The premise of Scott Z. Burns’s script for Contagion is simple. A deadly virus that started in Hong Kong has reached Minneapolis and Chicago. It’s going to spread very quickly, through everyday coughs, sneezes and touches, and there is no known cure.

If you haven’t seen the film, this is where I’d advise you to stop reading, after making a note of my recommendation that you really should get around to it. It would be hard to discuss its strengths without spoilers.

Kate Winslet is a heroic epidemeologist in Contagion

Contagion unsettles the viewer in its opening moments, by way of the same trick Hitchcock used in Psycho. It kills a big star. Gwyneth Paltrow, as a businesswoman just back from Hong Kong, is dead before the first reel has unfolded. Her young son dies soon afterwards. Her husband, Matt Damon, seems to have survived exposure to the virus, but by now the audience thinks this is a story that could go anywhere. Later in the movie, Kate Winslet as a brave epidemiologist contracts the virus and dies too.

Much of the film follows the efforts of government employees to control the spread of the virus and research a cure. If they react too hastily, they will spread panic. React too slowly and millions more will die.

Much of the film’s power comes from Soderbergh’s self-imposed rule that he would only show the wider consequences of the disease through the experience of the key characters. Where some film-makers  would cut to news broadcasts relating the story of the virus’s progress around the world, Soderbergh and Burns stay with the experience of a small number of people. For that reason, it packs more of an emotional punch than the 1970s disaster movies that have been cited as an influence.

Matt Damon in Contagion

If this idea had been filmed in the 1970s, you can be sure the government departments in the story would have been busy covering up the truth about the virus. But one of the strengths of Contagion is that almost everybody is trying to do the right thing. The scientists and the Homeland Security officials (Winslet, Marion Cotillard, Laurence Fishburne, Jennifer Ehle, Elliott Gould, Bryan Cranston) are all there to serve the public. Once, this view of officialdom might have looked naïve, but in today’s world, where people are so keen to see conspiracy everywhere, it looks refreshingly rational. For most of its running time, the film doesn’t have a villain. Even when one official takes an epidemiologist hostage in an effort to ensure his infected village will get a vaccine, he’s doing it out of desperation.

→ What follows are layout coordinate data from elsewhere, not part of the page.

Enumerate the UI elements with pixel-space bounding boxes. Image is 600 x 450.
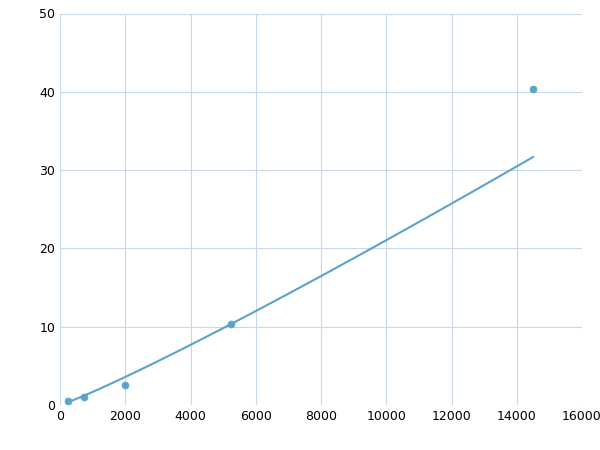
Point xyxy=(226,321,236,328)
Point xyxy=(121,382,130,389)
Point xyxy=(64,397,73,405)
Point xyxy=(528,86,538,93)
Point xyxy=(80,394,89,401)
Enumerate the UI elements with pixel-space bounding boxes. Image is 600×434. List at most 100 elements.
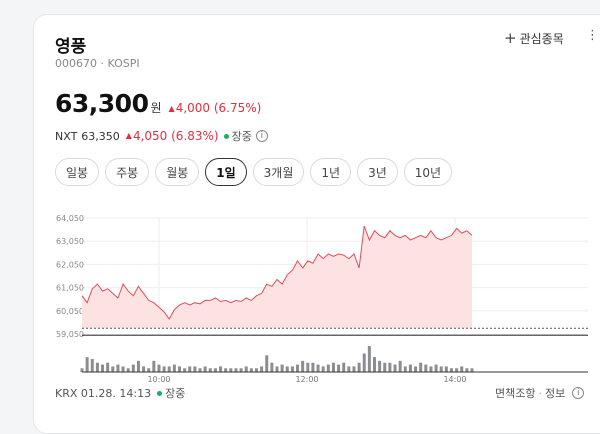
volume-bar: [90, 359, 94, 372]
more-options-icon[interactable]: ⋮: [586, 28, 599, 43]
volume-bar: [142, 366, 146, 372]
volume-bar: [116, 364, 120, 372]
volume-bar: [444, 366, 448, 372]
info-link[interactable]: 정보: [544, 387, 566, 400]
volume-bar: [85, 357, 89, 372]
volume-bar: [219, 366, 223, 372]
volume-bar: [101, 364, 105, 372]
tab-7[interactable]: 10년: [403, 158, 453, 186]
source-time: KRX 01.28. 14:13: [55, 386, 152, 400]
volume-bar: [126, 368, 130, 372]
volume-bar: [337, 364, 341, 372]
volume-bar: [244, 366, 248, 372]
price-chart: 64,050 63,050 62,050 61,050 60,050 59,050 10:…: [56, 214, 588, 383]
volume-bar: [270, 362, 274, 372]
volume-bar: [229, 368, 233, 372]
volume-bar: [398, 360, 402, 372]
volume-bar: [439, 366, 443, 372]
tab-1[interactable]: 주봉: [105, 158, 150, 186]
volume-bar: [455, 368, 459, 372]
volume-bar: [419, 362, 423, 372]
live-dot-icon: [223, 133, 229, 139]
tab-2[interactable]: 월봉: [155, 158, 200, 186]
volume-bar: [424, 364, 428, 372]
x-tick-label: 10:00: [147, 375, 170, 383]
tab-5[interactable]: 1년: [310, 158, 352, 186]
volume-bar: [357, 362, 361, 372]
tab-6[interactable]: 3년: [357, 158, 398, 186]
volume-bar: [136, 360, 140, 372]
volume-bar: [280, 364, 284, 372]
nxt-change: 4,050 (6.83%): [132, 129, 219, 143]
price-line: [81, 225, 473, 320]
volume-bar: [203, 366, 207, 372]
info-icon[interactable]: i: [572, 387, 585, 399]
nxt-status: 장중: [231, 130, 252, 143]
volume-bar: [95, 362, 99, 372]
volume-bar: [429, 366, 433, 372]
y-tick-label: 63,050: [56, 237, 84, 246]
volume-bar: [378, 360, 382, 372]
volume-bar: [347, 366, 351, 372]
volume-bar: [106, 362, 110, 372]
footer-status: 장중: [165, 387, 186, 400]
volume-bar: [321, 366, 325, 372]
nxt-label: NXT: [55, 129, 78, 143]
nxt-price: 63,350: [81, 129, 120, 143]
volume-bar: [373, 357, 376, 372]
watchlist-label: 관심종목: [519, 31, 564, 46]
nxt-row: NXT 63,350 ▲ 4,050 (6.83%) 장중 i: [55, 128, 268, 144]
volume-bar: [131, 364, 135, 372]
tab-0[interactable]: 일봉: [55, 158, 100, 186]
plus-icon: +: [504, 29, 517, 47]
volume-bar: [403, 366, 407, 372]
price-unit: 원: [150, 101, 162, 115]
y-tick-label: 61,050: [56, 284, 84, 293]
volume-bar: [183, 368, 187, 372]
volume-bar: [208, 368, 212, 372]
volume-bar: [198, 368, 202, 372]
info-icon[interactable]: i: [255, 130, 268, 142]
volume-bar: [290, 366, 294, 372]
volume-bar: [388, 362, 392, 372]
volume-bars: [80, 346, 474, 372]
volume-bar: [254, 368, 258, 372]
price-row: 63,300 원 ▲ 4,000 (6.75%): [55, 89, 261, 118]
volume-bar: [188, 366, 192, 372]
volume-bar: [306, 362, 310, 372]
volume-bar: [311, 362, 315, 372]
volume-bar: [367, 346, 371, 372]
volume-bar: [449, 368, 453, 372]
tab-3[interactable]: 1일: [205, 158, 247, 186]
up-triangle-icon: ▲: [168, 104, 175, 113]
add-watchlist-button[interactable]: + 관심종목: [504, 29, 564, 47]
footer-left: KRX 01.28. 14:13 장중: [55, 385, 185, 401]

I say for most of its running time the film doesn’t have a villain, because I think the film does take one misstep. That’s in relation to Jude Law’s character, a blogger who perpetually decries official organisations and corporations, but who turns out to be secretly taking millions to promote someone else’s agenda. It’s an unnecessary twist. The real risk from the crazier citizen journalists in such circumstances is not that they are secretly corrupt, but that they can do untold harm by sincerely promoting voodoo medicine and conspiracy thinking.

Much “serious” science fiction is based on known science plus a bit of intelligent speculation. The unsettling thing about Contagion is that pretty much all the science in the movie has already been established in the real world. The element of speculation is just about the circumstances that might lead to such a virus appearing and getting out of control.  For that reason, you might argue that Contagion isn’t really SF at all. But it’s certainly a resonant, disturbing account of a real threat to human existence.

As the film ends, you might joke weakly about wanting to go and scrub your hands. But the humour may be covering an uncomfortable awareness of how vulnerable we all are to natural forces that basically want us dead.